I may be wrong about the bit where I said they would hope an adoptive parent would see a child to adulthood, but I think I am probably correct in that, but do check. If you adopted a child of 5 then they would turn 18 when your dp was 73. Most people live well beyond 73 these days. I am sorry, this sounds awfully morbid and I think the reality is that if you were approved to adopt then you would probably find that slightly older children, 4, 5 etc would be a possibility as many people do prefer under school age. Our son was 3, almost 4 when he came home and he is still a very small person, he still wanted to be lifted and carried a bit etc but now walks very well everywhere and has grown up a fair bit!
Honestly when they are young (3, 4, 5, 6 etc they are still very much like babies, lots of hugs and cuddles etc, it is very rewarding). I think you do need to think if you would like a baby or younger child and to be realistic about what you can cope with as a family and also what age of child you may be able to adopt. It certainly does not need to be a teenager. I am almost 50 and we were able to adopt a three year old no problems at all. And I have heard of older people considered for younger children in some circumstances.
Also, personally, I would make sure you really are done with IVF if you have any doubts do think about this before moving on. Donor eggs might be a way to go, if you feel it is right. There can be high costs and there can be a wait, although if you go abroad less so on both fronts.
I had three rounds of IVF with donor eggs in the UK, please feel free to pm me if you wish to ask anything.
We have a birth child and after her birth I found my egg supply was running out (I was over 40 by then) and also I think I had some immunology issues, which I tried to have treated. Even with donor eggs and immunology treatment I still failed to get pregnant so eventually concluded adoption was our only way. I am very happy to be going down this route, our little one has been home about 4 months and is wonderful.
I hope I have not discouraged you.
It really is (in my very humble opinion) worth working out whether adoption could be a reality for you, what age of child it may be possible to adopt etc, sooner rather than later. Remember you can shop around for a local council and see where you are best received.
Making those decisions now (which county/local council or agency to go with), giving yourself most time to research etc can be done before starting the adoption process (as you know you need to wait 6 months is up after your fertility treatment. If you feel after during your explorations that adoption is not for you, for any reason, you can explore more treatment if you feel it is right for you.
I am so sorry that your treatment did not work and that you miscarried. I had a very early miscarriage over 7 years ago and I still very occasionally think of it. But I have got over it and time really does heal.
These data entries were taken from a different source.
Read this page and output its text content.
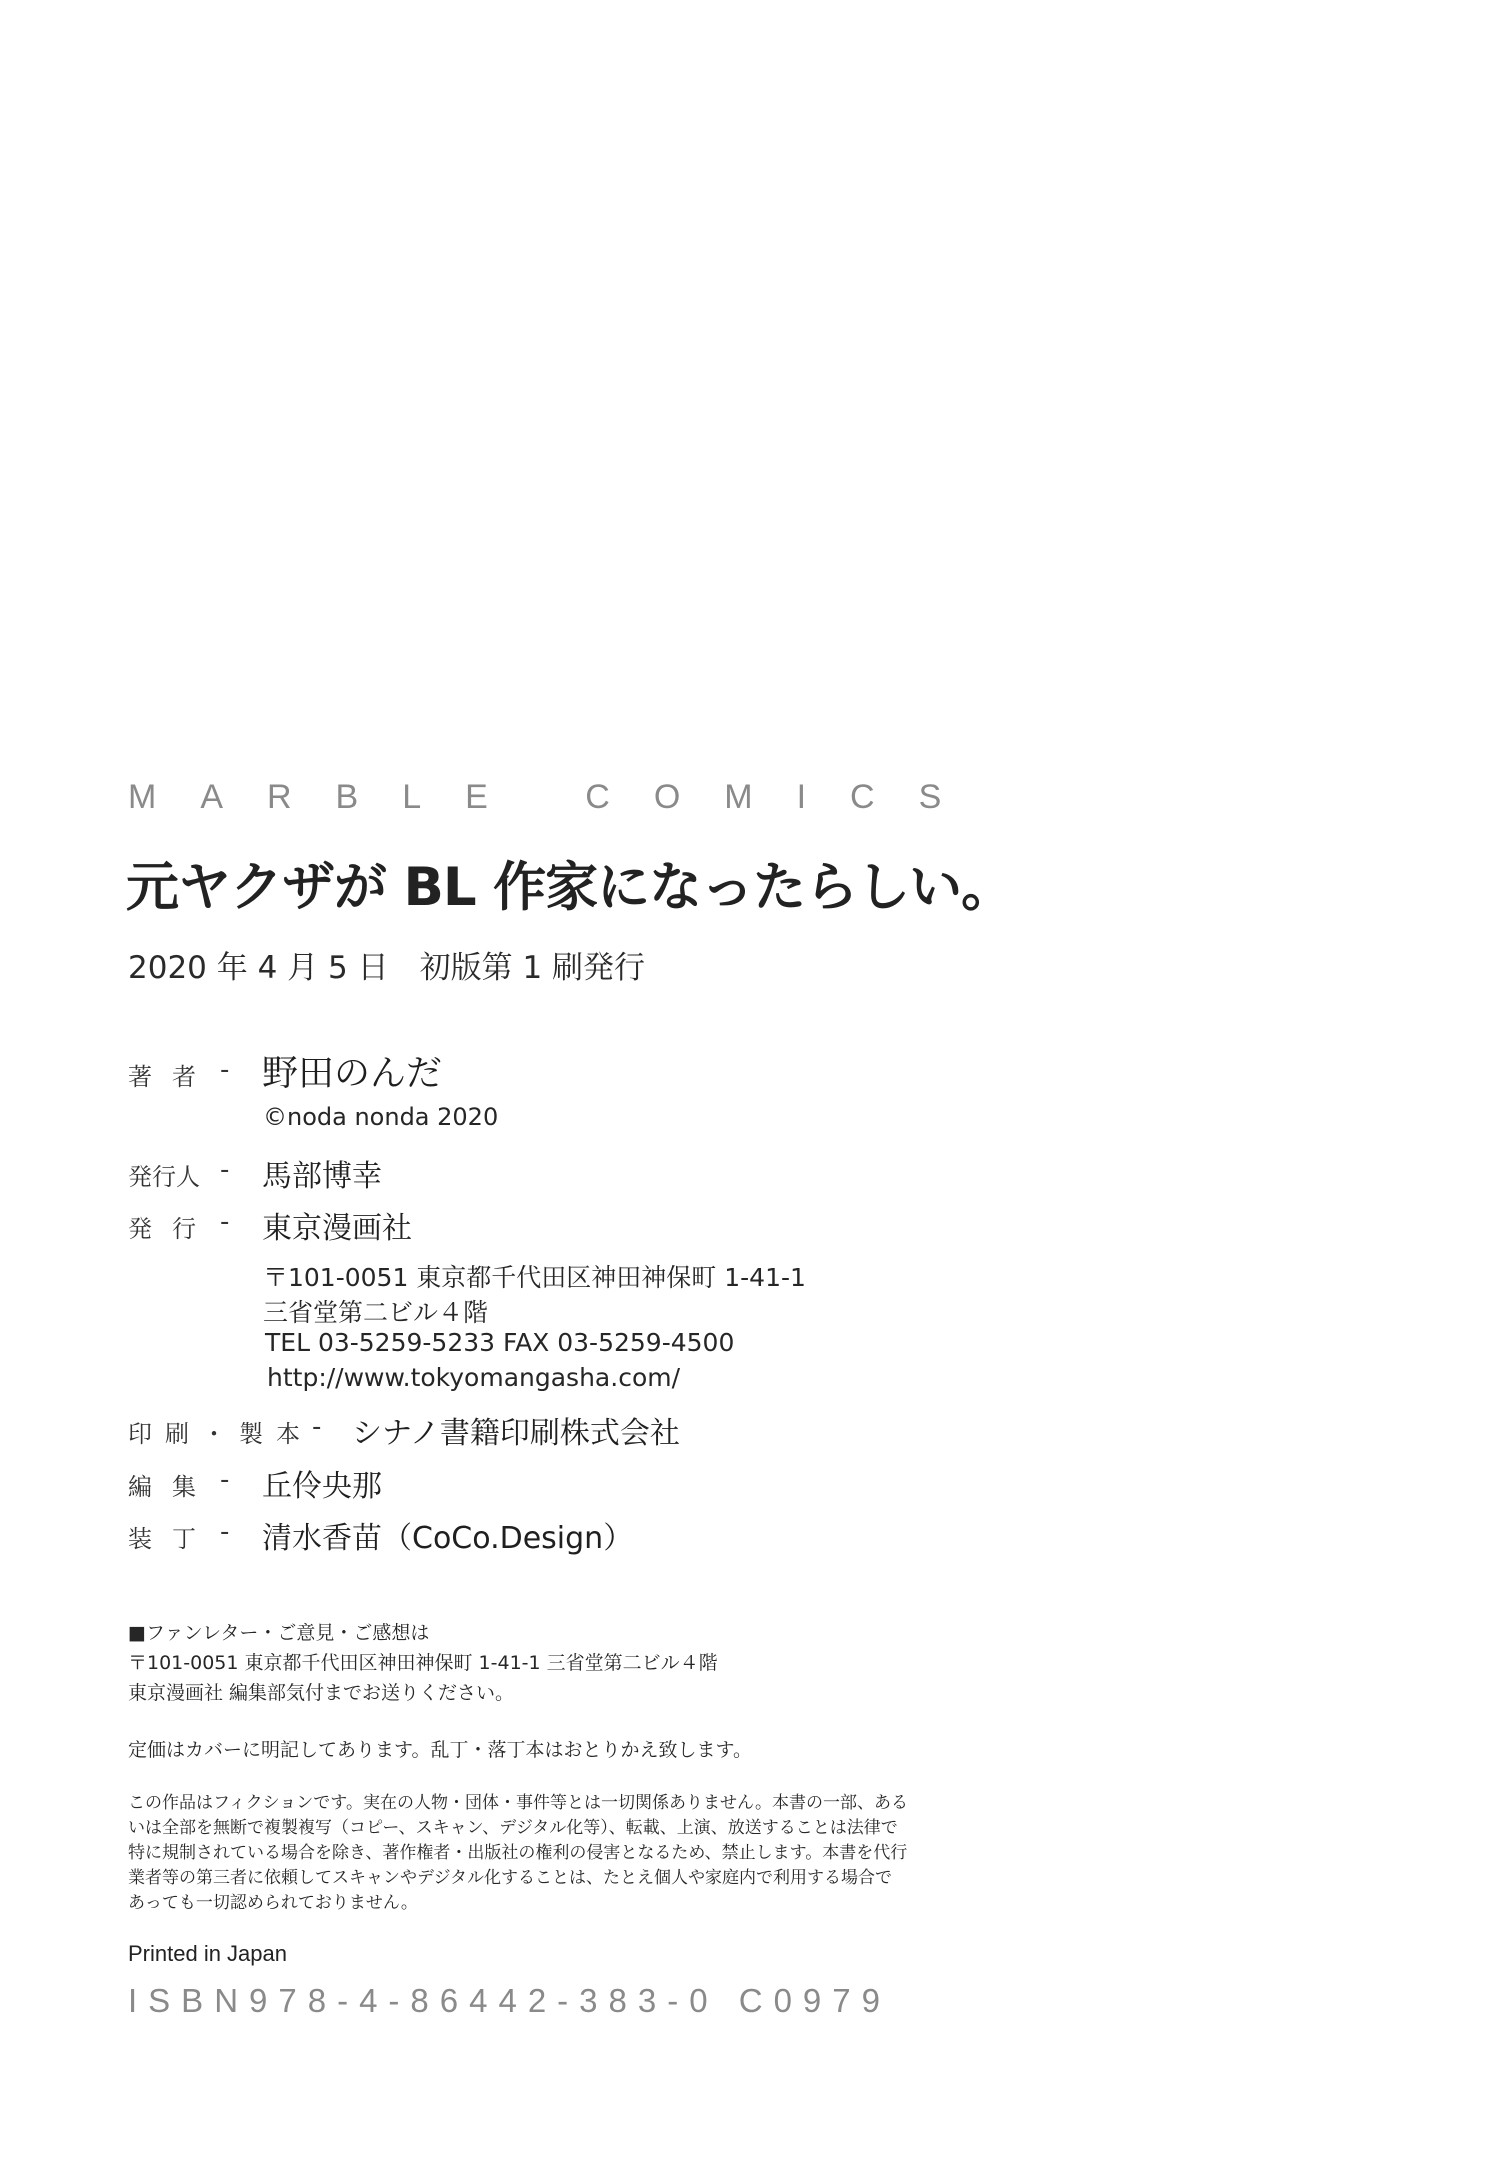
MARBLE COMICS
元ヤクザが BL 作家になったらしい。
2020 年 4 月 5 日　初版第 1 刷発行
著者 - 野田のんだ
©noda nonda 2020
発行人 - 馬部博幸
発行 - 東京漫画社
〒101-0051 東京都千代田区神田神保町 1-41-1
三省堂第二ビル４階
TEL 03-5259-5233 FAX 03-5259-4500
http://www.tokyomangasha.com/
印刷・製本 - シナノ書籍印刷株式会社
編集 - 丘伶央那
装丁 - 清水香苗（CoCo.Design）
■ファンレター・ご意見・ご感想は
〒101-0051 東京都千代田区神田神保町 1-41-1 三省堂第二ビル４階
東京漫画社 編集部気付までお送りください。
定価はカバーに明記してあります。乱丁・落丁本はおとりかえ致します。
この作品はフィクションです。実在の人物・団体・事件等とは一切関係ありません。本書の一部、あるいは全部を無断で複製複写（コピー、スキャン、デジタル化等）、転載、上演、放送することは法律で特に規制されている場合を除き、著作権者・出版社の権利の侵害となるため、禁止します。本書を代行業者等の第三者に依頼してスキャンやデジタル化することは、たとえ個人や家庭内で利用する場合であっても一切認められておりません。
Printed in Japan
ISBN978-4-86442-383-0 C0979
If I may also say that in terms of treatment working there may be things that could make it work better if you tried it again but I would not want to go into it all on an open thread but rather chat to you if you wish to. As you know my further IVF treatment did not work so I am not speaking from experience personally, just wondering about things generally and whether you are really ready to give up IVF or whether it is just too painful to contemplate at the moment (which, if that is the case, is totally understandable but as I say, time does heal to some extent).
Bless you, it is tough, but knowledge really is power so if I were you I would not put off finding out all you can about your chances with adoption before making any definite decisions.